Risk Management Principles
Position Sizing:
- Risk only 1-2% of total account on any single trade
- Adjust position size based on distance to stop loss
- Smaller positions for extended scenarios (Tier 2)
Invalidation Levels:
- Primary invalidation: Close above 4,193.77 (cancels running flat count)
- Secondary invalidation: Close below 3,950 (may extend further)
- Always respect your predetermined invalidation; don’t “hope” price reverses
Trade Management:
- Partial profit-taking at primary targets (reduces risk)
- Trailing stops on extended positions (captures larger moves)
- Don’t let winners turn into losers (protect your capital first)
What to Watch For
Confirmation Signals:
- Bearish engulfing candles near 4,135-4,160 resistance
- Volume confirmation on the move toward 4,076.47
- Price holding above micro-support levels during the decline
- RSI divergence suggesting reversal potential
Warning Signs:
- Price closing above 4,193.77 invalidates the count
- Extended sideways consolidation instead of directional move
- Multiple failed attempts to break lower support
- Fundamental news events that shift market sentiment
Educational Takeaways
This setup demonstrates several key trading principles:
- Multi-Scenario Flexibility: Professional traders don’t have just one plan—they map multiple scenarios and adjust accordingly
- Confluence Zones: The strongest trading opportunities occur where multiple concepts align (Elliott Wave + Fibonacci + Liquidity)
- Risk/Reward Clarity: Before entering any trade, identify exact entry, target, and stop levels for precise risk management
- Institutional Order Flow: Understanding where smart money places orders (liquidity zones) reveals high-probability reversal points
- Patience and Discipline: The best trades often require waiting for specific confirmations rather than forcing entry prematurely
Current Market Status
As of November 6, 2025, gold is consolidating within the corrective structure with price action contained between 4,135-4,160. The path of least resistance appears downward, with the primary target of 4,076.47 acting as the next significant reference point.

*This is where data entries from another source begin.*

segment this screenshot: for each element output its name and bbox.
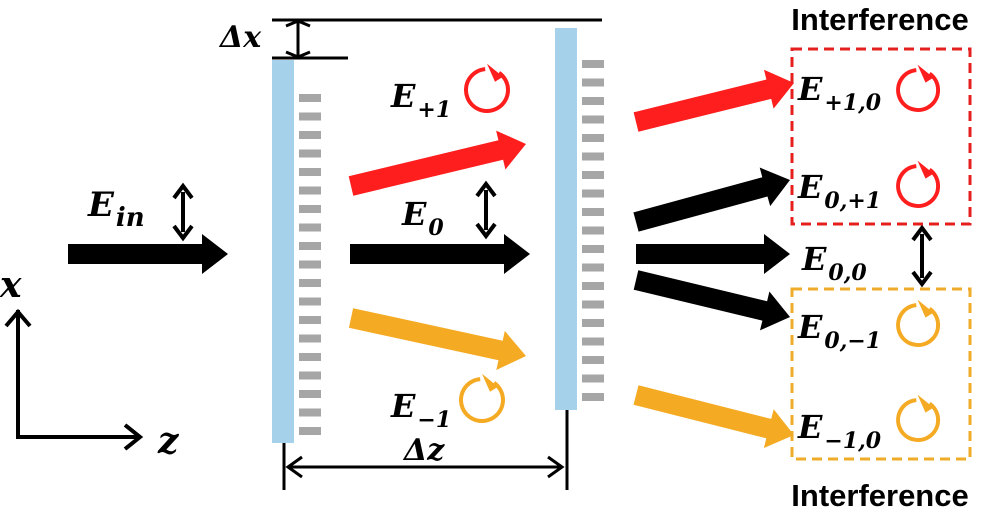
circular-arrow-icon [896,299,941,347]
grating-tooth [582,171,604,179]
circular-arrow-icon [459,373,505,424]
grating-tooth [299,168,321,176]
zero-minus1-beam-arrow [633,270,790,331]
grating-tooth [299,427,321,435]
label-e-0-p1: E0,+1 [797,168,881,214]
label-delta-z: Δz [402,433,445,468]
delta-z-marker [282,408,569,490]
grating-tooth [299,371,321,380]
grating-tooth [582,300,604,309]
plus1-beam-arrow [348,130,526,196]
grating-tooth [299,297,321,306]
double-headed-arrow-icon [475,180,497,240]
grating-tooth [582,208,604,216]
grating-tooth [582,263,604,272]
grating-tooth [582,189,604,198]
minus1-beam-arrow [348,308,526,370]
label-e-minus1: E−1 [390,387,451,433]
interference-box-top [790,47,972,226]
grating-tooth [582,374,604,383]
grating-tooth [582,282,604,290]
grating-body [555,28,577,410]
grating-tooth [299,316,321,324]
label-e-plus1: E+1 [390,77,451,123]
label-e-p1-0: E+1,0 [797,70,882,116]
plus1-0-beam-arrow [633,69,794,132]
grating-tooth [582,152,604,161]
grating-tooth [299,223,321,232]
grating-tooth [299,205,321,213]
grating-tooth [582,319,604,327]
zero-plus1-beam-arrow [633,167,790,232]
minus1-0-beam-arrow [633,385,794,448]
coordinate-axes [4,308,144,451]
label-e-0: E0 [401,195,444,241]
grating-tooth [299,242,321,250]
label-e-m1-0: E−1,0 [797,408,882,454]
grating-tooth [299,390,321,398]
interference-heading-top: Interference [791,2,968,37]
grating-tooth [299,260,321,269]
grating-tooth [299,408,321,417]
grating-tooth [299,334,321,343]
circular-arrow-icon [464,63,510,114]
grating-tooth [582,226,604,235]
circular-arrow-icon [896,394,941,442]
interference-box-bottom [790,287,972,461]
grating-tooth [582,97,604,105]
delta-x-marker [272,18,602,60]
interference-heading-bottom: Interference [791,478,968,513]
label-axis-z: z [157,420,180,462]
grating-tooth [299,186,321,195]
double-headed-arrow-icon [911,224,933,288]
metasurface-grating-1 [272,60,321,443]
polarization-symbols [172,63,941,442]
grating-tooth [582,337,604,346]
zero-0-beam-arrow [636,234,790,274]
grating-tooth [582,60,604,68]
label-delta-x: Δx [218,20,262,55]
grating-body [272,60,294,443]
beam-arrows [68,69,794,448]
input-beam-arrow [68,234,228,274]
grating-tooth [582,78,604,87]
grating-tooth [299,353,321,361]
grating-tooth [299,94,321,102]
grating-tooth [299,131,321,139]
grating-tooth [299,279,321,287]
circular-arrow-icon [896,64,941,112]
grating-tooth [582,245,604,253]
zero-beam-arrow [350,234,530,274]
double-headed-arrow-icon [172,182,194,242]
circular-arrow-icon [896,160,941,208]
grating-tooth [299,112,321,121]
grating-tooth [582,134,604,142]
grating-tooth [582,393,604,401]
grating-tooth [299,149,321,158]
label-e-in: Ein [87,185,145,233]
label-e-0-0: E0,0 [801,240,867,286]
grating-tooth [582,356,604,364]
label-e-0-m1: E0,−1 [797,308,881,354]
grating-tooth [582,115,604,124]
label-axis-x: x [0,264,22,306]
metasurface-grating-2 [555,28,604,410]
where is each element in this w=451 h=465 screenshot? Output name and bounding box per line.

Traders should monitor the behavior at resistance levels and watch for signs of wave (C) completion. The risk/reward ratio of 11.8:1 on the primary short setup makes this an attractive opportunity for disciplined traders following strict position management rules.
Disclaimer
This analysis is provided for educational and informational purposes only and should not be construed as financial advice or a recommendation to buy or sell any security. Past performance does not guarantee future results. Trading and investing involve substantial risk of loss. Always conduct your own research and consult with a financial advisor before making trading decisions. The strategies discussed carry significant risk and are not suitable for all traders.